Saturday, 4 October 2008

Pol Pot ordered murder of British mine-clearer, court told

Trial hears Khmer Rouge leader had blanket policy to murder foreigners on grounds they supported the government

Ian MacKinnon in Phnom Penh
guardian.co.uk,
Friday October 03 2008
Article history

A British mine-clearing expert who was murdered in Cambodia and his remains burned to hide the evidence was killed on the orders of the Khmer Rouge leader, Pol Pot, a court heard today.

The trial of five former Khmer Rouge cadres accused of the kidnap and murder of Christopher Howes, 37, more than 12 years ago, heard that the communist leader had a blanket policy to murder foreigners on the grounds that they supported the Cambodian government.

Howes was shot within days of his capture while leading a mine-clearance team north of Siem Reap - home to the Angkor Wat temple complex - after his abductors lulled him into a false sense of security by laying out a sleeping mattress for the night and giving him fruit.

His interpreter, Huon Houth, who was among the 30-strong team from British-based Mines Advisory Group (MAG), was murdered a day earlier when his captors deemed him "no longer necessary" because one of the alleged killers spoke English.

The disappearance of the former British army engineer from Backwell, near Bristol, and Hourth remained a mystery for more than two years as Cambodia's civil war ground on in its death throes.

Investigations by a Scotland Yard team working with the Cambodian police eventually unravelled Howes' fate, declaring he was murdered after forensic tests on bone fragments found in a fire.

The evidence collected from witness statements in the two years after Howes' disappearance was presented at the Phnom Penh court today by former Metropolitan police anti-terrorism officer, Mike Dickson, now an advisor to the UN-backed Khmer Rouge genocide tribunal.

The men in the dock had lived freely in the Khmer Rouge stronghold of Anlong Veng until their arrest a year ago despite suspicions of their involvement in the killings. A deal to end the civil war in 1998 pardoned many Khmer Rouge cadres.

One of the accused, Khem Ngoun, 59, the former chief-of-staff of the one-legged Khmer Rouge army commander, Ta Mok, was a brigadier-general in the Cambodian army until his arrest.

Along with the others, Loch Mao, 54, a Khmer Rouge officer who became a civil servant, Cheath Chet, 34, Puth Lim, 58, and Sin Dorn, 52, the frail Ngoun faces life imprisonment for murder and illegal detention when the investigating judge, Iv Kimsry, delivers his verdict in 10 days' time.

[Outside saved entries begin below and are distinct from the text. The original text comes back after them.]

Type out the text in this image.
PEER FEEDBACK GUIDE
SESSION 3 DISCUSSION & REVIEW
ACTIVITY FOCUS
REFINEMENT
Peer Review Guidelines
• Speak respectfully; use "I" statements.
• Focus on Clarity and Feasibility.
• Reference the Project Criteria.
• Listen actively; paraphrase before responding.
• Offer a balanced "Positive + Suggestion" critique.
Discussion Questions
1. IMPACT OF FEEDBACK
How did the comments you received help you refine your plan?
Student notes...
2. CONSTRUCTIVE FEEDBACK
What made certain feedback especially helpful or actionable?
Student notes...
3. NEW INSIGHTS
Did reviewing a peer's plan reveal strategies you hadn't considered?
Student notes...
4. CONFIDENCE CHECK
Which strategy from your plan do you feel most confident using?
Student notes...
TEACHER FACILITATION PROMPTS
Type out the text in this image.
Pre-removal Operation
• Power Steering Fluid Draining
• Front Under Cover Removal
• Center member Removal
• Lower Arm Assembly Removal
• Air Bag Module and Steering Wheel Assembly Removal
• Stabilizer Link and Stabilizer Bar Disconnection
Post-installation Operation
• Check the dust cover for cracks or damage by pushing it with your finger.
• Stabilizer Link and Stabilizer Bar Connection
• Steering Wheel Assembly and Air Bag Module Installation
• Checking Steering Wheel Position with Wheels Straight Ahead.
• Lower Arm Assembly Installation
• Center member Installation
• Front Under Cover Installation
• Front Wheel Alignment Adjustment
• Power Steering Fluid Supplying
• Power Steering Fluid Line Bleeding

In a marathon session the court heard today of the chilling last days of Howes and Hourth after their abduction on March 26 1996. Some of the de-mining team escaped almost immediately while all the others were released after Howes declined to abandon his staff to fetch ransom money.

Howes and Hourth were taken towards Anlong Veng. But in an interview with the British detectives, Khieu Sampan, the Khmer Rouge's nominal head of state, said that Hourth was killed in Kul village after Ngoun said the interpreter was unnecessary.

Howes was held in a school where Ngoun interrogated him, before he was taken out into the countryside to a road near the house of Mok, who passed the order to "solve the problem" and kill him.

Howes was taken in a white Toyota pickup truck driven by Lim, accompanied by four guards including Ngoun, Mao, and two others, Khem Tem and Soeun Rim, who subsequently died. In a statement to police before his death, Rim said Mao killed Howes with two bullets from an AK-59 rifle provided by Ngoun.

Both Ngoun and Mao changed earlier statements they made and maintained only Rim, who died in 2004, fired the fatal shots. Mao is adamant his weapon jammed and he could not fire.

All the accused argued they acted on orders of the Khmer Rouge's brutal "brother number one" and that failure to do so would have meant certain death.

But Lou McGrath, MAG chief executive who was present at the hearing, dismissed the defence.

"It's good to see this trial," he said. "But I think the defence that if you don't kill others you will be killed yourself is what leads to genocide. It's no excuse and I hope the judge decides that they will feel the full weight of the law."